Israel’s advocacy model has proven inadequate in the case of the USA and the Iran deal. Setting aside the bottom line (Iran has never been closer to a nuclear bomb – undoubtedly, the biggest diplomatic failure in Israel’s history), Israel voluntarily gave up on the opportunity to exercise diplomacy, and ended up without a seat around the relevant table. While Israel’s diplomats were busy ‘advocating’ the ‘facts’, a new coalition emerged in American politics.

 

Almost twenty years ago, Israel’s foreign service was alerted that this was coming –   that a new generation that sees force as illegitimate is rising, and that ‘twinning’ with the Palestinians is viewed by them and much of the world as toxic – and, that Israel needs to urgently engage them in a broader conversation about its place in the world.

 

There are many ways to engage new participants, but winning debates is not one of them.

 

Israel must break the ‘twinning’ with the Palestinians, highlighting its competitive edge, unique advantages, and value proposition.
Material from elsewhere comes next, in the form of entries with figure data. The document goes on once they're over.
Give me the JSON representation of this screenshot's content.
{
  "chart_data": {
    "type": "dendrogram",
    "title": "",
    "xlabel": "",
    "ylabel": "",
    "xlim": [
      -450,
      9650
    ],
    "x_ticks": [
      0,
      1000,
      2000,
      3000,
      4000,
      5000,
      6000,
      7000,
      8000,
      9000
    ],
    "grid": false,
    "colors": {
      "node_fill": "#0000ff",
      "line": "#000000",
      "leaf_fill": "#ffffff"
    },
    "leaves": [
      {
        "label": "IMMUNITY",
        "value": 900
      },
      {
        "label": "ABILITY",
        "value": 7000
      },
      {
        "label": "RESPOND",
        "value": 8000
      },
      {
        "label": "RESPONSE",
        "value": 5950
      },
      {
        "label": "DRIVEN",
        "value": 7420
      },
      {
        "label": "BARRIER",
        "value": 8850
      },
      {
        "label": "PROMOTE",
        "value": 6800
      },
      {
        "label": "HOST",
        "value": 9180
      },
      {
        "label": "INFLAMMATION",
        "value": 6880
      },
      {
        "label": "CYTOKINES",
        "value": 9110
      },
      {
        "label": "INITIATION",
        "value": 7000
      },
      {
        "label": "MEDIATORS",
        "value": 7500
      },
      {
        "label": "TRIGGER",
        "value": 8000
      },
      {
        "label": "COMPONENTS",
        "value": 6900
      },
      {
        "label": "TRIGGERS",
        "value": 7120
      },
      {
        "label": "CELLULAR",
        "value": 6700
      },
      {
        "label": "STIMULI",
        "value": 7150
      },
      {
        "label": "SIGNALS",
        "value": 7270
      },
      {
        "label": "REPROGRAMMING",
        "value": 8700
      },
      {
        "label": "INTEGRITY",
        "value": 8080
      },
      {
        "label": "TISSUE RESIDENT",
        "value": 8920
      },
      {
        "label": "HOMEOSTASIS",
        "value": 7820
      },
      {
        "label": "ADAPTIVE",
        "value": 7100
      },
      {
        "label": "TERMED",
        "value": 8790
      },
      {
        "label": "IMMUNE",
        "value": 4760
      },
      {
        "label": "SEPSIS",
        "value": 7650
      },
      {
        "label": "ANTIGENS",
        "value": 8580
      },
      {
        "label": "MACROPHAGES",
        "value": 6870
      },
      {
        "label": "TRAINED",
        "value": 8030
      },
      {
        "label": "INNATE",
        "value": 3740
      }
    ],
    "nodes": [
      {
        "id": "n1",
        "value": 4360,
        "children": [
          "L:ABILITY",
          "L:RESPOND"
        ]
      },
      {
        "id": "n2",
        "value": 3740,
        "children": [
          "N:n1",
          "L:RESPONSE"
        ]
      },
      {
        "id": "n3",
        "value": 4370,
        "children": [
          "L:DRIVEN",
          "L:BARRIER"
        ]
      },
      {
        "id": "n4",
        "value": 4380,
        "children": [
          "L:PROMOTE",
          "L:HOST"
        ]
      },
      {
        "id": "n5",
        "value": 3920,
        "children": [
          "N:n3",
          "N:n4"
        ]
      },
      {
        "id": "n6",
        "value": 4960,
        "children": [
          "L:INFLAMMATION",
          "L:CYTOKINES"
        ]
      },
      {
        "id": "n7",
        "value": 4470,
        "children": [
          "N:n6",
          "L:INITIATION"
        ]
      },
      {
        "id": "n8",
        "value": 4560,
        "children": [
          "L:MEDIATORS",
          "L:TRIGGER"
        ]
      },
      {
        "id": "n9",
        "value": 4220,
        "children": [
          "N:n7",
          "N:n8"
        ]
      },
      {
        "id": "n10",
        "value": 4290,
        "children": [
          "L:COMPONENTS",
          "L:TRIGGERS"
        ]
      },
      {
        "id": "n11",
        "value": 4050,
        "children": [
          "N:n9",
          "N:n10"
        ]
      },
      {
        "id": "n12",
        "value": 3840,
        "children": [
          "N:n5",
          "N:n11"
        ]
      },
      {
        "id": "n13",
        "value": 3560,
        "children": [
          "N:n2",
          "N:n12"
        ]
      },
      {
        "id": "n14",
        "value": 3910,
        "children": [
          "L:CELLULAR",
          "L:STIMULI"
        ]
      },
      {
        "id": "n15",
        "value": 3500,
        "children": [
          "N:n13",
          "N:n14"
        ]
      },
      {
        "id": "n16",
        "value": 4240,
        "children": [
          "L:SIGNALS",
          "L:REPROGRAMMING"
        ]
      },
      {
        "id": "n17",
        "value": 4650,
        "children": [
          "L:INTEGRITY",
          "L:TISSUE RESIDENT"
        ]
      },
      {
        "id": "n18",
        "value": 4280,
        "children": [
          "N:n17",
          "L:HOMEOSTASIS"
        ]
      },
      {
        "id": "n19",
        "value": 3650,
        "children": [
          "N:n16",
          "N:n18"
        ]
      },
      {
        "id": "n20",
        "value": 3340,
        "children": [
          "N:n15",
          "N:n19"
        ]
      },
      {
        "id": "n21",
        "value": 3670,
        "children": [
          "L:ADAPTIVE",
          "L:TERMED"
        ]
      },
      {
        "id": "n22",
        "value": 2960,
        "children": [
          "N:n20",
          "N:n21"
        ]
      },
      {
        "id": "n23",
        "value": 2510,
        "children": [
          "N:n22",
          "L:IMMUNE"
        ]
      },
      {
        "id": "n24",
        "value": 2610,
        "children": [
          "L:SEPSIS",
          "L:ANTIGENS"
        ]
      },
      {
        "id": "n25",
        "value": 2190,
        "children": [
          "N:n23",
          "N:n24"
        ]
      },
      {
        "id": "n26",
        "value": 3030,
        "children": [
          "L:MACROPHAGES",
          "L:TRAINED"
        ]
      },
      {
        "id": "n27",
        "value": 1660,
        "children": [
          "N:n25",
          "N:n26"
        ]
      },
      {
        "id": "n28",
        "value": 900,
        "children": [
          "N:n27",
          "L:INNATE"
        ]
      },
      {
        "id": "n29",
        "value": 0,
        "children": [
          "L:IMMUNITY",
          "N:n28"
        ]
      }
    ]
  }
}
What does that look like in practice?

 

Inviting hundreds of influencers to visit, launching a national program to increase the number of foreign study-abroad students (from the current 3K to at least 50K per year), and establishing a national faculty exchange program for doctoral candidates in the humanities and social studies, are just a few examples.

 

It is time for Israel to recognize that technology has irreversibly disrupted traditional diplomacy, and embrace a new diplomatic paradigm – a shift from a traditional model of advocacy to a modern model of marketing, public diplomacy, and the deployment of soft assets - a true ‘diplomacy of opportunities’.